To view such an output file, use the View Dump Files button.
This will list all the files with a .txt extension in the current log folder, or default output folder associated with an input file. If you were to have two output files created by:
"foo.txt" << "found companies : " << N("$text") << "\n";
"foo2.txt" << "found companies : " << N("$text") << "\n";
then you could use the View Dump Files pulldown list to choose between them:
There are many shortcuts in VisualText to help you navigate among files. One of these navigation shortcuts uses the Previous Text and Next Text buttons on the Debug Toolbar.
For example, if you want to run the analyzer on the next file in the currently selected folder in the Text Tab, you can use these buttons to quickly get the file.
First close all the open files in the Workspace. (You can use Window > Close All in the main menu).
Create another file in the examples folder. (Double click to open the examples folder, right click and select, Add > New Text File.)
Name the file eg3.txt. In the eg3.txt file, add the following text:
John kissed the dog.
Mary gave the book to John.
Select the Page Mode Toggle button in order to enable the Next Text and Previous Text buttons.
Notice how the two horizontal arrows to the right on the toolbar are enabled:
Click on the Previous Text button. Notice eg2.txt is yellow in the Text Tab, and that eg2.txt is the name of the file displayed in the workspace.
Now click on the Next Text button. Notice that eg3.txt in the Text Tab is now selected (it turned yellow), and the file displayed in the Workspace is eg3.txt.
Clicking the Previous Text button operates the selection display in reverse.
Another one of VisualText's many shortcuts is a debugging tool used to highlight concepts.
The Toggle Highlight Mode button highlights regions of text in an analyzed file that match rules in a selected pass of the analyzer. This tool lets you quickly see whether and where a pass has a rule that has applied.
An alternative to using Toggle Highlight Mode, is to inspect the parse tree, but this can be a slower process (although it gives you more information).

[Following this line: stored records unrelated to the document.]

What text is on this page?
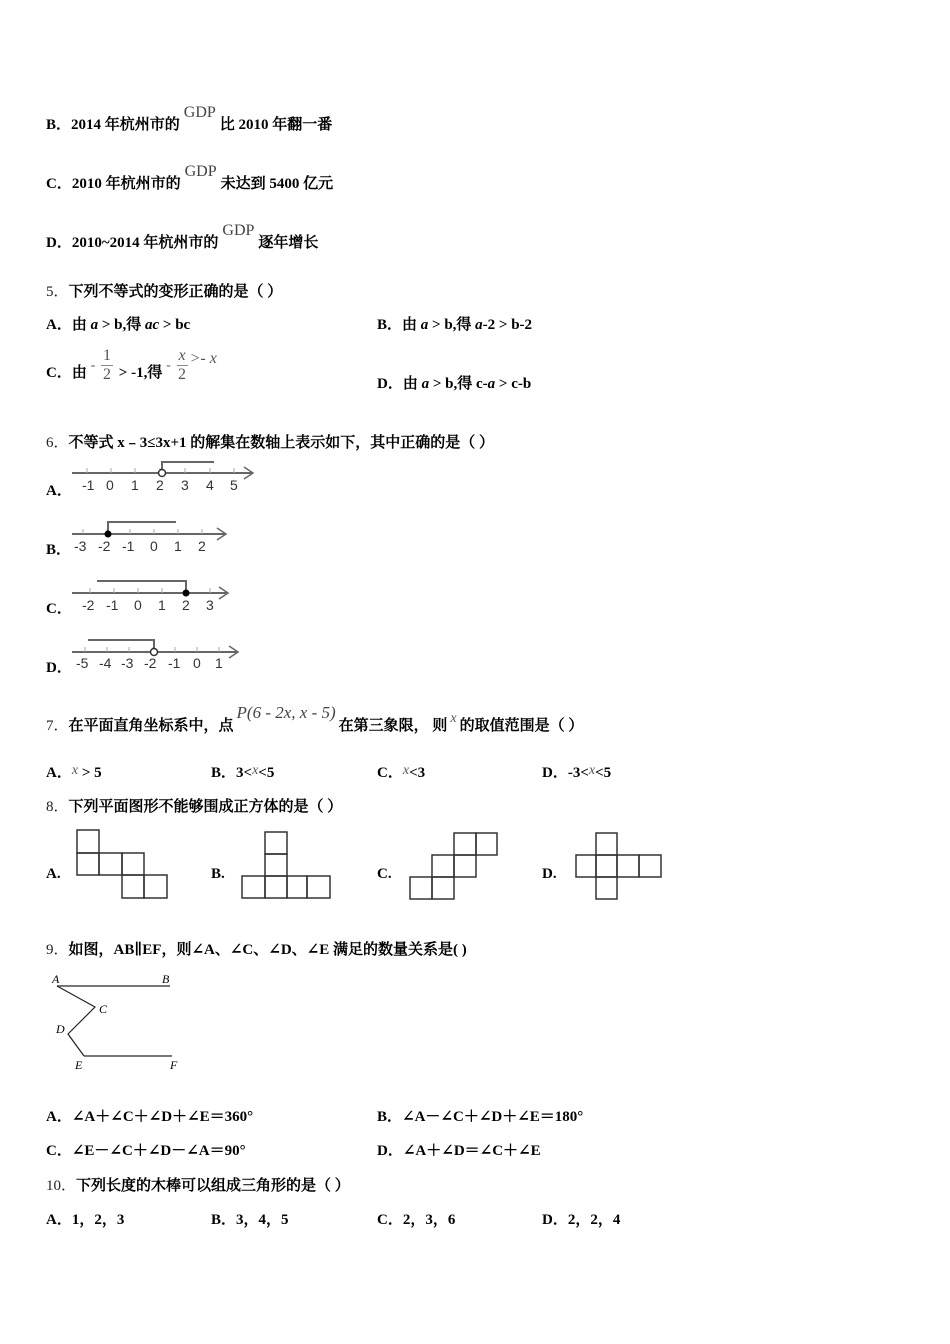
B．2014 年杭州市的GDP比 2010 年翻一番
C．2010 年杭州市的GDP未达到 5400 亿元
D．2010~2014 年杭州市的GDP逐年增长
5．下列不等式的变形正确的是（ ）
A．由 a > b,得 ac > bc	B．由 a > b,得 a-2 > b-2
C．由 - $\frac{1}{2} > -1$,得 - $\frac{x}{2} >- x$
D．由 a > b,得 c-a > c-b
6．不等式 x﹣3≤3x+1 的解集在数轴上表示如下，其中正确的是（ ）
A． -1 0 1 2 3 4 5
B． -3 -2 -1 0 1 2
C． -2 -1 0 1 2 3
D． -5 -4 -3 -2 -1 0 1
7．在平面直角坐标系中，点P(6 - 2x, x - 5)在第三象限， 则 x 的取值范围是（ ）
A．x > 5	B．3<x<5	C．x<3	D．-3<x<5
8．下列平面图形不能够围成正方体的是（ ）
A.	B.	C.	D.
9．如图，AB∥EF，则∠A、∠C、∠D、∠E 满足的数量关系是( )
A	B
C
D
E	F
A．∠A＋∠C＋∠D＋∠E＝360°	B．∠A－∠C＋∠D＋∠E＝180°
C．∠E－∠C＋∠D－∠A＝90°	D．∠A＋∠D＝∠C＋∠E
10．下列长度的木棒可以组成三角形的是（ ）
A．1，2，3	B．3，4，5	C．2，3，6	D．2，2，4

To use this highlighting feature, you must have the Toggle Generate Logs button selected. (Information on the Toggle Generate Logs button is given below.)
Let's see how the Toggle Highlight Mode works.
Select the Toggle Generate Logs button. (Toggle Generate Logs is next to Toggle Highlight Mode on the toolbar.)
Double click on the eg1.txt to open it in the Workspace.
Run the analyzer on eg1.txt.
Select the det pass in the Ana Tab, then click on the Toggle Highlight Mode button :
Notice how the text matching the det pass turns blue.
Now select a later pass in the analyzer sequence, for example the noun pass. Notice how the text changes to now match the noun pass file.
If you prefer using pulldown menus, the same function can be accessed by selecting Highlight Matches from either the Gram Tab or the Ana Tab popup menus.
Close the open files in the Workspace.
(If available) save your analyzer. (File > Save Analyzer.)
(If available) answer Yes at the confirmation prompt. And the same for saving the knowledge base.
Exit the analyzer. From the Main Menu, select File > Exit.
In this tutorial we created an input file to store lists of items in a concept, created a new top concept for the item and imported the file's samples into the concept. We generated the rules and ran the analyzer against the input data. We discussed some features of the automatically generated rules, then created another hand-built rule to utilize the automatically generated rules in the analyzer logic. Finally, we printed some data to an output file and explored some navigation and debug tools.